At any rate there came a check, unmarked by the vast majority, but of which a whisper began to pass round the inner recesses of Lombard Street—a fall, such as there had been a few months earlier, but which then had been speedily made good. Aldersbury lay far beyond the warning, or if a hint of it reached Ovington, it did not go beyond him. He did not pass it on, even to Arthur, much less did it reach others. Sir Charles, secluded within his park walls, was not in the way of hearing such things, and Acherley and his like were busy with preparations for autumn sport, getting out their guns and seeing that their pink coats were aired and their mahogany tops were brought to the right color.
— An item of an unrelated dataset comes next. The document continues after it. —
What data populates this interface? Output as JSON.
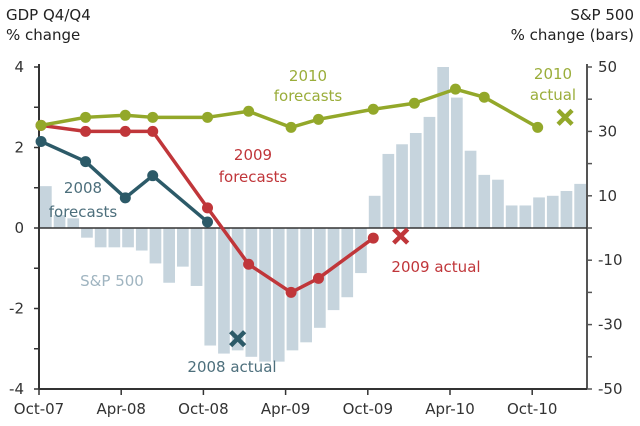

Wolley had his own troubles, and dealt with them after his own reckless fashion, which was to retire one bill by another; he found it all he could do to provide for to-day, without thinking what to-morrow might bring forth, should his woollen goods become unsaleable, or his bills fail to find discounters. And the multitude, Grounds and Purslow and their followers, were happy, secure in their ignorance, foreseeing no evil.